We’re in the worst timeline in the Bad Place altiverse, and welcome to the hot new film subgenre: sports horror. Can our fucked-up culture take a brand of story that has long been inspirational and spin it so your blood runs cold? Absolutely! But hey, all that uplifting shit has probably been but a faux-cheerful veneer on a dark underbelly, et cetera, et cetera, right? What better time than right now, when all our institutions and traditions are falling apart, to pull the Band-Aid off and expose the dark reality beneath.
So, coincidental with football psycho-nightmare Him, from Jordan “Get Out” Peele’s production company — just out in US cinemas and opening in the UK on October 3rd — herewith British indie The Cut, from director Sean Ellis (Metro Manila, Anthropoid) and screenwriters Justin Bull and Mark Lane. This is very grim and as far as possible from the scrappy-underdog-makes-a-comeback stuff we usually expect from this sort of movie, and which it might appear to be at first. Yikes.

Orlando Bloom (Pirates of the Caribbean: Dead Men Tell No Tales, The Hobbit: The Battle of the Five Armies), more intense than we’ve seen him before (yes, even more than Legolas), is an unnamed Irish boxer who washed out of his title shot 10 years ago, but now has a chance to make up for that. Sure, it’s in a stunt bout in Vegas for kinda-dodgy promoter Donny (Gary Beadle: In the Heart of the Sea), one of those YouTube-influencer–versus–actual-athlete events designed mostly for lulz and pay-per-view profit. Our sorry protagonist has a last-minute opening now because one of the fighters on the original card has killed the other in a preliminary — I can’t recall from the film whether the asshole YouTuber killed the pro or the other way around, but it really has no impact on the cynical reality of the scenario — and Donny needs a fill-in, pronto.
And that means that in order to hit the superwelterweight requirement for the match, our boxer needs to lose 26 pounds in six days, from an already pretty lean frame. Which is ridiculous. His partner, in business — they run a boxing gym together — and in life, Caitlin (the fabulous Caitríona Balfe: Ford v Ferrari, Escape Plan), is appalled, and she’s no innocent: her father was a legendary trainer, and she is our boxer’s trainer now; she knows what goes on to get a fighter into the ring. She agrees only because he is so insistent that he get his one last shot.

This is a real thing in boxing, it seems: dangerously fast weight cutting that often veers into methods not only banned by the rules of the sport (so don’t get caught) but potentially lethally stupid. Apparently this is the first movie that delves deeply into this aspect of boxing, which is often treated, if it is at all, as a blink-and-you-miss-it part of the now-trite training montage.
To be clear, there is almost no actual boxing in The Cut.
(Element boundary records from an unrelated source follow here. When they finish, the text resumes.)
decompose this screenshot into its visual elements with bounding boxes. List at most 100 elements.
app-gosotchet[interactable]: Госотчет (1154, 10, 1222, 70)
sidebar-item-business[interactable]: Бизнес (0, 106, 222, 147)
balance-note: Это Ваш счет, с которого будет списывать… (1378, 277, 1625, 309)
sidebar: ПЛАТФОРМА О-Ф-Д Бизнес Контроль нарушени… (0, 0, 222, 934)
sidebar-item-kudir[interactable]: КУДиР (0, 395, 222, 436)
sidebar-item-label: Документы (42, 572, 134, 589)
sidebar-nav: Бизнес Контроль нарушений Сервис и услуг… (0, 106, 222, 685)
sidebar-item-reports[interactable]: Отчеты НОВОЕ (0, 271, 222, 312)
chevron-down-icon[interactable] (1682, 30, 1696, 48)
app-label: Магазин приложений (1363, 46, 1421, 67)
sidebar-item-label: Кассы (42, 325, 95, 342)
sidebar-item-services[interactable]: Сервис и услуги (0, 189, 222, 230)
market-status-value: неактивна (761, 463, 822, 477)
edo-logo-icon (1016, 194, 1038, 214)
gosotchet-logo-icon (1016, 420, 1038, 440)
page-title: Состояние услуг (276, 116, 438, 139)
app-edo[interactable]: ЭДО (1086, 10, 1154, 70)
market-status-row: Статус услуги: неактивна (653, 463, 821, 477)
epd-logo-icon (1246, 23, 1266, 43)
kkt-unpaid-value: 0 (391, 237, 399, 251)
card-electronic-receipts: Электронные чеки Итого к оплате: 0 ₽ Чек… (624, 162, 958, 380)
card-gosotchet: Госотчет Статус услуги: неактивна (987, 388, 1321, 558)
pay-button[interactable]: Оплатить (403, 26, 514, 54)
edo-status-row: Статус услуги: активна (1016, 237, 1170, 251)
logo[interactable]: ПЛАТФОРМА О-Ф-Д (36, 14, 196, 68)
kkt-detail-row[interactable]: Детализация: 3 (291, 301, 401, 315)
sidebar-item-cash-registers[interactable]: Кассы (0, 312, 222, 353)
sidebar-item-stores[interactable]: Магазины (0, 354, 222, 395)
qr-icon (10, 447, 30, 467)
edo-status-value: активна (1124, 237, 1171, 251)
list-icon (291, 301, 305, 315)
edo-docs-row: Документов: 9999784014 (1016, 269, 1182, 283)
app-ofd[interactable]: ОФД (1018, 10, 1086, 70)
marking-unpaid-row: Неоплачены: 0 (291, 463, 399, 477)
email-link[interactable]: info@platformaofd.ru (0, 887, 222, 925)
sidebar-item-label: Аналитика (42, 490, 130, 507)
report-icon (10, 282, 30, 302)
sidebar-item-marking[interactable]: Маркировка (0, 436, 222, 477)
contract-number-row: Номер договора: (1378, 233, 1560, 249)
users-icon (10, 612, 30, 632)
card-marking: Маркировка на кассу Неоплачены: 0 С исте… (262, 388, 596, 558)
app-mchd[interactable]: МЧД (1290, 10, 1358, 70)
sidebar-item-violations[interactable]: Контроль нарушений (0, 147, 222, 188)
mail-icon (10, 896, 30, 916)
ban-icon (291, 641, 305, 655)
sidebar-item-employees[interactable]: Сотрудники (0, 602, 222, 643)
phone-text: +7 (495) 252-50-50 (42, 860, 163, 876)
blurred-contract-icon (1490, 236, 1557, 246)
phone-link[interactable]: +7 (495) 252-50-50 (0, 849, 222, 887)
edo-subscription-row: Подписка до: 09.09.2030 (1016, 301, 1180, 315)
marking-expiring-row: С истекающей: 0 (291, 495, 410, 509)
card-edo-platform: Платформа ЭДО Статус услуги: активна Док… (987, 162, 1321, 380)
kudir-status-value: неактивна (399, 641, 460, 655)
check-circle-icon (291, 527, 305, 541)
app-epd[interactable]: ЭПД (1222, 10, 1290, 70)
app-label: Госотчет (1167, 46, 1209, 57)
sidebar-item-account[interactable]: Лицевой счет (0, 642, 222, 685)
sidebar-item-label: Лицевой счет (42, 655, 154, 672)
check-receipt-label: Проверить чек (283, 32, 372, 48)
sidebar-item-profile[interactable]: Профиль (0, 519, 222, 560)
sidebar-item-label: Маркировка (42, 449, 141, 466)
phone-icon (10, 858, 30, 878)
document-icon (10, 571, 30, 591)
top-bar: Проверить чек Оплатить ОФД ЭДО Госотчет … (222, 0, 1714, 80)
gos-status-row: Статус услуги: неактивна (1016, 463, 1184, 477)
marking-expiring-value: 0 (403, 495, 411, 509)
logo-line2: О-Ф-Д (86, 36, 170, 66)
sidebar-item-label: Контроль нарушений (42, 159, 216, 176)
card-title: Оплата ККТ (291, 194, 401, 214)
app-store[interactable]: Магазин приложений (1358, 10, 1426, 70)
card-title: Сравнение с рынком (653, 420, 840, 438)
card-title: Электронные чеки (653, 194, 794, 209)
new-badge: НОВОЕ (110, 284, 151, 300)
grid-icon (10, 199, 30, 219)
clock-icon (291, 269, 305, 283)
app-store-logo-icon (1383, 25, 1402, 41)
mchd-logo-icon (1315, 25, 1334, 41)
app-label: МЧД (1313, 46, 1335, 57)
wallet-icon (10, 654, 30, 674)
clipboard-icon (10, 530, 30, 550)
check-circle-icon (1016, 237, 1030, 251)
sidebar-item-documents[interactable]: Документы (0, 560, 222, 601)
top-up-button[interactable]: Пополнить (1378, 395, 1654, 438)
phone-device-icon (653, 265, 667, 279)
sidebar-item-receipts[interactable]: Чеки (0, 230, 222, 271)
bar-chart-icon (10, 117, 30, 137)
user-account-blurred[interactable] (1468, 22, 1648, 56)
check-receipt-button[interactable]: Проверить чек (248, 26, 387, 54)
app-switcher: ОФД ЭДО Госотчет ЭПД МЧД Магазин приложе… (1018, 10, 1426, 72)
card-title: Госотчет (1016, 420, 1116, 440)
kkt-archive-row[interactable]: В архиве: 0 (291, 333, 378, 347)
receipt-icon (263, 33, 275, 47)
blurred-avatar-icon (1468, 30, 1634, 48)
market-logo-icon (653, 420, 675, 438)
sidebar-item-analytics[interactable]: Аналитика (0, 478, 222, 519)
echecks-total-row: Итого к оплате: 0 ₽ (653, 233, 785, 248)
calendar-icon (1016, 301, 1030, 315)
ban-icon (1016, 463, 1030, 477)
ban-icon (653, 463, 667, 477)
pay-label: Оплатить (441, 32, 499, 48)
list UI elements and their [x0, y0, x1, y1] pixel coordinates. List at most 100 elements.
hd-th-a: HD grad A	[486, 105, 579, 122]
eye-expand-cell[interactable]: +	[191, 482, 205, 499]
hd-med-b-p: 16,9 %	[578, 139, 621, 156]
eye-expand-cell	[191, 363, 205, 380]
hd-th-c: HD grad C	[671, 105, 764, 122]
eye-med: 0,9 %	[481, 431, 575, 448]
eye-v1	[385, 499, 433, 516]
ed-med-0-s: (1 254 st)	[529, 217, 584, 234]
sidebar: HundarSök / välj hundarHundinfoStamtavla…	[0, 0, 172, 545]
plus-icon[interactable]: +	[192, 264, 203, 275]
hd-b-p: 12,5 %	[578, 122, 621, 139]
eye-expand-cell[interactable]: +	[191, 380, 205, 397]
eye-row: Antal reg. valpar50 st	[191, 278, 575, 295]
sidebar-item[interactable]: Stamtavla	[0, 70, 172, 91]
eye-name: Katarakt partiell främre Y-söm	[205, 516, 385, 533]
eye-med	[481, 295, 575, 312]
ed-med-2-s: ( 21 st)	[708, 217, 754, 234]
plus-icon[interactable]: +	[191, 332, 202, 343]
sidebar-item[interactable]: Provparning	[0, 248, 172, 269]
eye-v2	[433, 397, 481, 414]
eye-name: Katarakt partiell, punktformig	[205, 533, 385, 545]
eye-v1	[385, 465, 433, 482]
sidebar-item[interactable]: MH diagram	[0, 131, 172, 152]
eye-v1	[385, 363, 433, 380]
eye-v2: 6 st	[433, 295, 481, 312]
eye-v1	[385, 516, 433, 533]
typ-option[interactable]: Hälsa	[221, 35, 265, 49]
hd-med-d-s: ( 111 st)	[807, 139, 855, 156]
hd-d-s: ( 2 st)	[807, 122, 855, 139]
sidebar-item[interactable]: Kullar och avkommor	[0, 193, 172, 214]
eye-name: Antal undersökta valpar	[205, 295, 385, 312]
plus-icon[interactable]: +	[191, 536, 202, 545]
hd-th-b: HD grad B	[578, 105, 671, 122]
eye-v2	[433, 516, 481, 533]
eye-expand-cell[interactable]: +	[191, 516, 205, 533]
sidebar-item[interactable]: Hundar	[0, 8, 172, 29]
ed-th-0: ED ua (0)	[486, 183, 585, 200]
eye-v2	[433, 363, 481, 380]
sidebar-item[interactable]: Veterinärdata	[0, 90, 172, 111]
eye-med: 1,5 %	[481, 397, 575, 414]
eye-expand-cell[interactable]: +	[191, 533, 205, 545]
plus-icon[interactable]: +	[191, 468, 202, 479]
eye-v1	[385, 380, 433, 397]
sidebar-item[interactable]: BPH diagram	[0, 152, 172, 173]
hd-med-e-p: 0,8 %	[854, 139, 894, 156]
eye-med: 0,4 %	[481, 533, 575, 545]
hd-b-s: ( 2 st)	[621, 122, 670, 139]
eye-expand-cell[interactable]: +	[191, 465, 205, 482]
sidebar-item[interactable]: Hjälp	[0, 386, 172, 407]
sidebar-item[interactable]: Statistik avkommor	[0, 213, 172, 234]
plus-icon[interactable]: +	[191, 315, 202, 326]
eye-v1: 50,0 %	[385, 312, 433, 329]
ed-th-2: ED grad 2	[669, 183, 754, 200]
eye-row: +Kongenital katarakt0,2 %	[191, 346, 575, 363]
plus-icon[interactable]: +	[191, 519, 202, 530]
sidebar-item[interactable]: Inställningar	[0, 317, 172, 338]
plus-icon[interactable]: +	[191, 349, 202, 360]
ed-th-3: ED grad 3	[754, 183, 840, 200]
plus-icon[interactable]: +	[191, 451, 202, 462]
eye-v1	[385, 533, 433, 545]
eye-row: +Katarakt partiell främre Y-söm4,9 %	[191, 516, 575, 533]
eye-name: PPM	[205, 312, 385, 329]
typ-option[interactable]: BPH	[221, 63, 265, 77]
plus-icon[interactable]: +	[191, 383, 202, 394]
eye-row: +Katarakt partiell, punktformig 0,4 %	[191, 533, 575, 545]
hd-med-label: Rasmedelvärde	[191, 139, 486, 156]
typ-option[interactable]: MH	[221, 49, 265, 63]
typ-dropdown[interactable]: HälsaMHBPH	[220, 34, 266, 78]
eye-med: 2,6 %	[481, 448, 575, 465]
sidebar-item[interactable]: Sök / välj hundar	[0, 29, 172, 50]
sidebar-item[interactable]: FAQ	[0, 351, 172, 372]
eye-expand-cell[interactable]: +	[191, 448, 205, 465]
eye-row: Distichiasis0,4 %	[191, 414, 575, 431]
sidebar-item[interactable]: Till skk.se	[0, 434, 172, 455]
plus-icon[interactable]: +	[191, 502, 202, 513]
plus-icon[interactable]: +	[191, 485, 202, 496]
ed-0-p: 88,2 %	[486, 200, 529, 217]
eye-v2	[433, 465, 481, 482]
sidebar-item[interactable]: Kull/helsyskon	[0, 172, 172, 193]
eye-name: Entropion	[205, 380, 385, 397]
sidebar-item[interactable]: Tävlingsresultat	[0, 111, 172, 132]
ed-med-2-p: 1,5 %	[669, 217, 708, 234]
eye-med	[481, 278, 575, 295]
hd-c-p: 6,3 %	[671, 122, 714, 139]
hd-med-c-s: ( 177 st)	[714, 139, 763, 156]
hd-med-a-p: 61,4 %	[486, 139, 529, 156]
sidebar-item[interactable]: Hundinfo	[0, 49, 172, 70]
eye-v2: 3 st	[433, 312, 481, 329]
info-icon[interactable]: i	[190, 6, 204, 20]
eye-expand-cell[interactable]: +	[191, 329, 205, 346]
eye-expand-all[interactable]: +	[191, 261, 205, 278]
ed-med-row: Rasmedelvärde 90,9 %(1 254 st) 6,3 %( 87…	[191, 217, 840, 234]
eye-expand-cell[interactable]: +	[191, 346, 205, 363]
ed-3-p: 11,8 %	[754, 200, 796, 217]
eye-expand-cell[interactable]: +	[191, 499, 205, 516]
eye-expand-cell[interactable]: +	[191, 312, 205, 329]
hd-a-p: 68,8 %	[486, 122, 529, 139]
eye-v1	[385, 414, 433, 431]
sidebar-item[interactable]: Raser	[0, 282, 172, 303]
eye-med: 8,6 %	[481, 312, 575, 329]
There is just the Boxer eating and purging — not even bingeing, merely snarfing a tiny hors d’oeuvre or a small candy bar after days of nothing but a bite of chicken or a some egg whites, then sticking a couple of fingers down his throat to barf it up. There is just the Boxer sweating it out in a sauna and having the essential hydrating liquid of his mortal body being scraped from his skin by a credit card. There is only… well, some other deeply humiliating, even shocking things the Boxer does in his attempt to make weight. It’s all goaded on by unethical trainer Boz (John Turturro: The Batman, Gloria Bell), who steps in as the desperation mounts and time is getting even shorter; he makes it clear that he does not give the tiniest shit about the Boxer’s health or well being, only about earning his fee and hitting that number on the scale.

This is body horror the likes of which we have not seen before, not only in the unseen-side-of-a-sport aspect but in men’s mental health, particularly as it relates to men’s eating disorders and outright abuse of their own bodies. (It’s a thing our culture doesn’t talk about, and arguably it is an unspoken subtext of many of those “inspirational” sports movies.) Bloom is incredibly dedicated to the character: he lost, reportedly, between 30 and 50 pounds for the role, and it’s not like he was overweight to begin with, but more vitally, he seems to have taken on an understanding of how such a drastic physical transformation is so short a time can alter the brain. The actor has spoken about how completely out of it he was at his lowest weight, barely able to function. The film was shot in reverse order, so that production started with him at his most gaunt, most depleted, which allowed the actor to build back his health as they continued. And gaunt he is: as the Boxer, Bloom looks so awful onscreen that you wonder how his character is meant to be able to perform in a professional athletic event after all this.
Oh, is winning all in your mind? That motivational cliché of the genre gets a twist here, one that’s both nasty and poignant: What if your mind is actually a total mess? This is a nightmare of a sports movie that faces head on damaging notions of masculinity and men’s ways of coping (or not) with emotional and psychological pain that too often pass unacknowledged onscreen.